As a Systems Engineer at ai&, you are responsible for the physical and software foundation that everything else runs on. You will plan, configure, and manage the bare-metal infrastructure that powers our data centers — from OS tuning and driver management to rack-scale GPU system provisioning. You are the person who makes sure the hardware is running at its full potential before the software teams ever touch it.

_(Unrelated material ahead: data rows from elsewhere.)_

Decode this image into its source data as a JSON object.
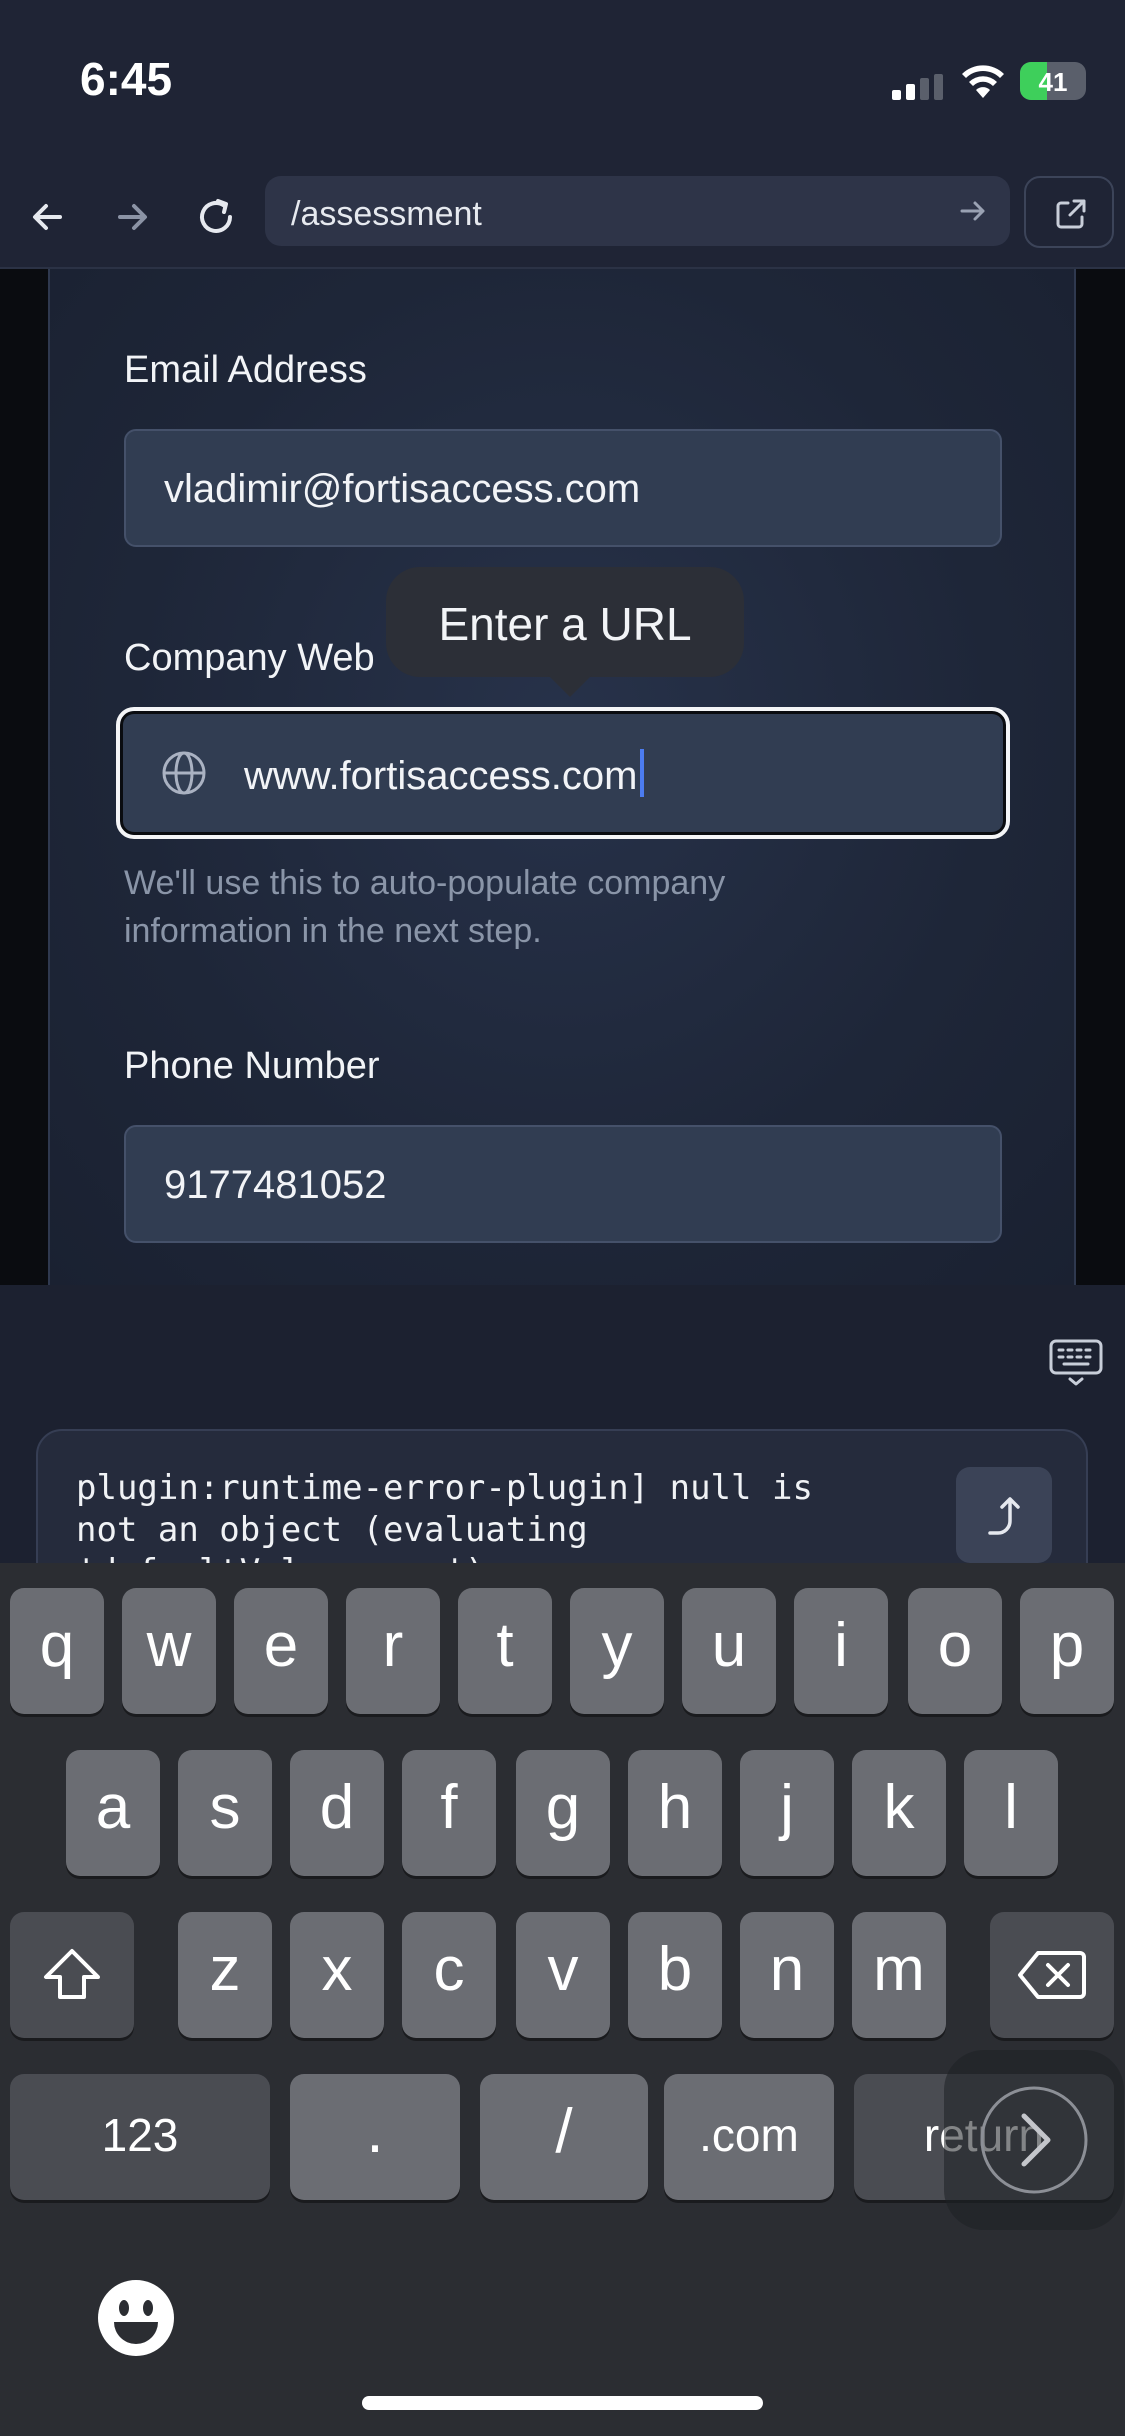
{
  "status_bar": {
    "time": "6:45",
    "battery_level": "41",
    "battery_fraction": 0.41
  },
  "browser": {
    "url": "/assessment"
  },
  "form": {
    "email": {
      "label": "Email Address",
      "value": "vladimir@fortisaccess.com"
    },
    "website": {
      "label": "Company Web",
      "value": "www.fortisaccess.com",
      "help": "We'll use this to auto-populate company information in the next step."
    },
    "tooltip": "Enter a URL",
    "phone": {
      "label": "Phone Number",
      "value": "9177481052"
    }
  },
  "console": {
    "message": "plugin:runtime-error-plugin] null is\nnot an object (evaluating\n'defaultValue.name')"
  },
  "keyboard": {
    "row1": [
      "q",
      "w",
      "e",
      "r",
      "t",
      "y",
      "u",
      "i",
      "o",
      "p"
    ],
    "row2": [
      "a",
      "s",
      "d",
      "f",
      "g",
      "h",
      "j",
      "k",
      "l"
    ],
    "row3": [
      "z",
      "x",
      "c",
      "v",
      "b",
      "n",
      "m"
    ],
    "numbers_key": "123",
    "dot_key": ".",
    "slash_key": "/",
    "dotcom_key": ".com",
    "return_key": "return"
  },
  "colors": {
    "accent_caret": "#4c7cf0",
    "battery_green": "#3ecf5b"
  }
}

This is a hands-on role. You will work on some of the most advanced compute hardware available, including NVL72 and AMD Helios rack-scale systems, and you will be responsible for keeping them running at maximum efficiency. You think carefully about system configuration, firmware, and the low-level software decisions that compound into real performance differences at scale.
Responsibilities
- Bare-Metal Infrastructure Management Configure and manage bare-metal servers end to end. Own OS tuning, driver management, firmware upgrades, and CUDA configuration across the fleet.
- Rack-Scale GPU System Operations Lead the installation, provisioning, and continuous operation of high-density, liquid-cooled rack-scale GPU systems including NVL72 and AMD Helios deployments.
- System Architecture & Planning Plan and architect the next generation of system configurations including compute, storage, networking interconnects, routers, and switches. Make decisions that scale.
- Performance Optimization Tune system-level configurations to maximize hardware utilization and minimize overhead. Work closely with the kernel and inference teams to ensure software and hardware are fully aligned.
- Cross-Team Collaboration Work closely with the network, storage, and data center teams to ensure the physical infrastructure operates as a unified, high-performance system.
Requirements
- Bare-Metal Operations Experience Deep hands-on experience managing large-scale bare-metal server environments. You have configured OS, drivers, firmware, and CUDA at scale and you know the failure modes.
- GPU System Expertise Experience provisioning and operating high-density GPU systems. Familiarity with NVIDIA NVLink, NVSwitch, and AMD MI-series architectures is a strong signal.
- Low-Level Systems Knowledge Strong understanding of Linux internals, kernel parameters, NUMA topology, PCIe configurations, and how these interact with AI workloads.
- Infrastructure Judgment You make system configuration decisions that hold up at scale. You think about maintainability, reproducibility, and failure recovery from the start.
- Great Team Spirit A mission-driven approach to engineering, valuing clear communication, hands-on execution, and collective success over individual silos.